Sheldon Silver, the former Assembly speaker convicted on Monday of corruption, has officially applied to receive his generous pension from the state of New York.
The 71-year-old Democrat filed his pension papers to the comptroller’s office exactly one day after getting convicted of seven felonies, including bribery, extortion, and money laundering, Politico New York reports. Exactly how much Silver’s pension is worth is unknown, but several groups have estimated it could be anywhere from $85,000 to $98,000 a year.

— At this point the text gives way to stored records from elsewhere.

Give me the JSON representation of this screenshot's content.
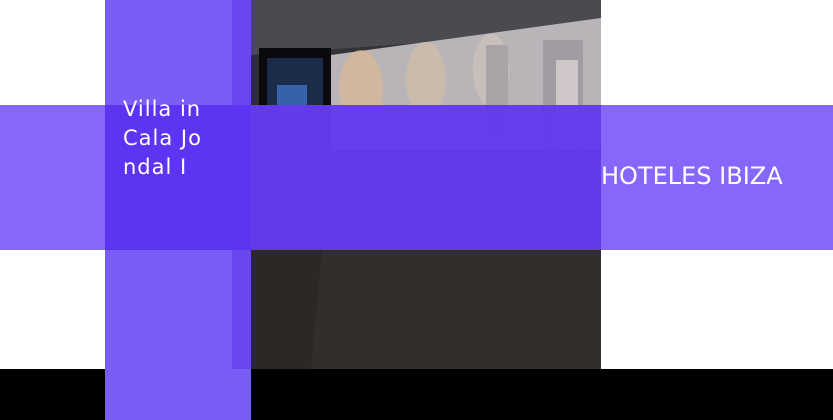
{
  "header": {
    "title": "Villa in Cala Jondal I",
    "brand": "HOTELES IBIZA"
  },
  "photo": {
    "subject": "hotel-corridor-image"
  },
  "colors": {
    "accent_purple": "#7a5cf6",
    "overlap_purple": "#5c34f2",
    "bottom_bar": "#000000"
  }
}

“You’ve got to be kidding me,”Dick Dadey, director of watchdog group Citizens Union, told the New York Daily News. “The brazenness continues. I’m speechless. Sadly, he’s entitled to it, but it’s an awfully brazen move to seek it days after he’s convicted. It shows the sense of entitlement that is a problem with legislators like him.”
The New York state legislature ruled in 2011 that officials convicted of public corruption would be stripped of their pensions — but the law wouldn’t apply to officials already in office. Silver had served in the Assembly since 1977. Though the comptroller has yet to approve Silver’s pension application and work history, U.S. Attorney Preet Bharara has already vowed to make him give up the money as partial restitution for his crimes.
Silver faces up to 130 years in prison and — potentially — an annual gift of more than $85,000 for the rest of his life.